Penataan kawasan ini dijadwalkan berlangsung sejak 08 April hingga 06 Agustus 2026. Luas area yang dikerjakan mencapai 14.642 meter persegi. Koridor yang ditata memiliki panjang antara 97 hingga 144,24 meter. Tujuan utama proyek ini adalah mengembalikan poros Gedung Sate-Jalan Diponegoro-Gasibu sebagai sumbu utama yang mewakili identitas pemerintahan daerah. Selain itu, kawasan ini diharapkan bisa menjadi ruang publik yang nyaman, inklusif, dan ramah bagi pejalan kaki.
Sekretaris Daerah Jawa Barat, Herman Suryatman, memastikan proyek ini terus diawasi secara ketat. Ia ingin semua pekerjaan selesai sesuai perencanaan. Menurut Herman, seluruh tahapan harus memenuhi standar teknis, jadwal pelaksanaan, dan spesifikasi yang sudah ditetapkan sejak awal.
"Pembangunan itu kan ada standarnya, sampai kapan ada limitasi waktunya, ada standar harganya, dan tentu harus mengikuti perencanaan yang sudah kita siapkan," kata Herman saat diwawancarai.
Ia menjelaskan, pengawasan proyek dilakukan secara berlapis. Ada Pejabat Pembuat Komitmen (PPK), kepala bagian, kepala biro, hingga konsultan pengawas yang ditunjuk. Semuanya terlibat.
"Di dalamnya juga kita lakukan pengawasan yang ketat. Ada pengawasan yang melekat dari PPK, dari Kabag, dari Kepala Biro, ada juga pengawasan yang dilakukan oleh konsultan pengawas," ujarnya.

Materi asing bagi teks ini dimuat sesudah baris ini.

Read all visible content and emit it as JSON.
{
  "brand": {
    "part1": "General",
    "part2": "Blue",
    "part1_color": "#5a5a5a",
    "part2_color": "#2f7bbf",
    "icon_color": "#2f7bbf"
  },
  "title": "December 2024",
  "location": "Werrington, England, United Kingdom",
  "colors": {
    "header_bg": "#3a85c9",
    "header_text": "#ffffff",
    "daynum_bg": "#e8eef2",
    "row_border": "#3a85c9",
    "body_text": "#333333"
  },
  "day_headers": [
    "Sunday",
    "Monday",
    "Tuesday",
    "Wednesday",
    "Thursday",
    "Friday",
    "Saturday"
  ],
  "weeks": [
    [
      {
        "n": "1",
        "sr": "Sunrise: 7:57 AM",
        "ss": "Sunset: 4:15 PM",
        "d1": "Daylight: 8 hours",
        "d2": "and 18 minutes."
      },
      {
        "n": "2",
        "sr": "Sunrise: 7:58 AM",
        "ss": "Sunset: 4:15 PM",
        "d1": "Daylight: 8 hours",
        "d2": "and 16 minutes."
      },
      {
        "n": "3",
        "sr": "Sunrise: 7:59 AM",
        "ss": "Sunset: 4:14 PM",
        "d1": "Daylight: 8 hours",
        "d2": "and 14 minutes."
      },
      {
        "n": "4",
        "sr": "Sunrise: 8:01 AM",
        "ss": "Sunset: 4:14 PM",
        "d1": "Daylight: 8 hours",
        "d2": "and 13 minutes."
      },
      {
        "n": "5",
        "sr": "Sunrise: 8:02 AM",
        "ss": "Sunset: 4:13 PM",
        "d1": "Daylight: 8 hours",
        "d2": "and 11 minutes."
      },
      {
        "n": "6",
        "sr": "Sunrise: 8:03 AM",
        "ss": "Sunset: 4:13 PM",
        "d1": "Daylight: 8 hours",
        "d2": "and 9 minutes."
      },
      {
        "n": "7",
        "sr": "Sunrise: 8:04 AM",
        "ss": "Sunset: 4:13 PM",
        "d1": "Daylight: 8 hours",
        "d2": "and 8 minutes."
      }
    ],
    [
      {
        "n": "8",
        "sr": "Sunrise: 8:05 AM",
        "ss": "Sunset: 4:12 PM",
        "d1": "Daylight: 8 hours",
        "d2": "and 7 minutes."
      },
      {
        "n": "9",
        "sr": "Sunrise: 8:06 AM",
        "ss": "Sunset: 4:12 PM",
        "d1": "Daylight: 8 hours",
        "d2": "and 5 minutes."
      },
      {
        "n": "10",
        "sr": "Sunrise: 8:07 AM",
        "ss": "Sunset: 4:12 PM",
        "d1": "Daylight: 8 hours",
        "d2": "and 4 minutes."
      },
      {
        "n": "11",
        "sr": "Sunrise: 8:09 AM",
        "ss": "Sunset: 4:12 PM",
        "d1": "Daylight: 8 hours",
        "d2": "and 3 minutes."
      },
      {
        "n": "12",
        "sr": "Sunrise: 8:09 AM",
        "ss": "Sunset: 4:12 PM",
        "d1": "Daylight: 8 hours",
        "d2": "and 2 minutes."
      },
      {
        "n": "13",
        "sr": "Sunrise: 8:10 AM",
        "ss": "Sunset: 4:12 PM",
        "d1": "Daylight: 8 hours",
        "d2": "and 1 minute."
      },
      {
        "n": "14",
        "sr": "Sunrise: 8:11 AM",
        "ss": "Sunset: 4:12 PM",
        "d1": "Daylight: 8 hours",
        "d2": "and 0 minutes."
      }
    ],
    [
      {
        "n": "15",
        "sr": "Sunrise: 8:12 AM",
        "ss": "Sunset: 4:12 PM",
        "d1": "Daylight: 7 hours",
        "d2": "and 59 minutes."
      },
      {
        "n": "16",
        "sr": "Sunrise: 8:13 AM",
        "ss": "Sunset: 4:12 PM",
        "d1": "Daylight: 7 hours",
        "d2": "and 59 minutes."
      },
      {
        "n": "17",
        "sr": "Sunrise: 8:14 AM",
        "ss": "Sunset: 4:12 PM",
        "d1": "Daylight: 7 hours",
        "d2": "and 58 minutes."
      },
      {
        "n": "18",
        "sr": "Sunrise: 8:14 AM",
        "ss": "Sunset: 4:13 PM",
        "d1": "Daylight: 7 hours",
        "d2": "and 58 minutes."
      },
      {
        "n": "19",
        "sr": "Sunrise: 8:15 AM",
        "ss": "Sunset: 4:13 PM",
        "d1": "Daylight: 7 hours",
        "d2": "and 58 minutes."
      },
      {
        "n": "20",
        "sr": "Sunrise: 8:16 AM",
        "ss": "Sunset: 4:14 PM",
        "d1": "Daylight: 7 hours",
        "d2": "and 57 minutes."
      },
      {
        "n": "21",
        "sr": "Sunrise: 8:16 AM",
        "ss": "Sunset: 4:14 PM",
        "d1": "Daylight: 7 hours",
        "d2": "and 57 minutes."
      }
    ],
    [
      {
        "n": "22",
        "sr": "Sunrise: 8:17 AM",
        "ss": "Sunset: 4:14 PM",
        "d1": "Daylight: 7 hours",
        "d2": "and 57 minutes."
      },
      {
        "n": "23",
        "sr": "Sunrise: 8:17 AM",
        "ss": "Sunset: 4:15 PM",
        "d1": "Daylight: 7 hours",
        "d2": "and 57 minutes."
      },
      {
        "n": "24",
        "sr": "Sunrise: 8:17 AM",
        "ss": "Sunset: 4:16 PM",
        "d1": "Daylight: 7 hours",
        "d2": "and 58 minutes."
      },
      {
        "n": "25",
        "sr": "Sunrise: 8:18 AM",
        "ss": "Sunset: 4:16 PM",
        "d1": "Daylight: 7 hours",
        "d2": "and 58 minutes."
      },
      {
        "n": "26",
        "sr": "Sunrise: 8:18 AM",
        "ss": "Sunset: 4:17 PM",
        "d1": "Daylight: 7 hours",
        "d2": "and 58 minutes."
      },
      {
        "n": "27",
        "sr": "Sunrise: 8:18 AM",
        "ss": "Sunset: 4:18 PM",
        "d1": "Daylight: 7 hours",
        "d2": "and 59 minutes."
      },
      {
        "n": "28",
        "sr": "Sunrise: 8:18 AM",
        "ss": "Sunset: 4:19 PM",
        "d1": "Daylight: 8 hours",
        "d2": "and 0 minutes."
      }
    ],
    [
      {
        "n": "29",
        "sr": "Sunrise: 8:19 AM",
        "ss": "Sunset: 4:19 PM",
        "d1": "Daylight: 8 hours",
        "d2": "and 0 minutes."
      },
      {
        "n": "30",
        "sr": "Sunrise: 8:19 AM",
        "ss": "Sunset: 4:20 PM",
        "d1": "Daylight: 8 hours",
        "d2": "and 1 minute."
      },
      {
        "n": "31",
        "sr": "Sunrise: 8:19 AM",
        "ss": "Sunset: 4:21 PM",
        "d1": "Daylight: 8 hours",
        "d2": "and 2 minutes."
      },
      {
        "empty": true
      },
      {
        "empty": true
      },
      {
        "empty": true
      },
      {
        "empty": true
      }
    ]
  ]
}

Herman berharap semua pihak yang terlibat menjalankan tugasnya secara profesional. Dengan begitu, hasil pembangunan sesuai dengan perencanaan dan bisa dipertanggungjawabkan.
"Jadi semua saya harapkan bekerja dengan baik sehingga apa yang dikerjakan sesuai dengan apa yang direncanakan. Dan apa yang sudah dikerjakan bisa dipertanggungjawabkan, harus akuntabel. Tentu memenuhi spek (spesifikasi) yang sudah ditentukan sebelumnya. Apalagi ini kan perhatian semua pihak ya," jelas dia.
Ia menegaskan, prinsip akuntabilitas menjadi hal utama dalam setiap proyek pembangunan yang dibiayai Pemerintah Provinsi Jawa Barat.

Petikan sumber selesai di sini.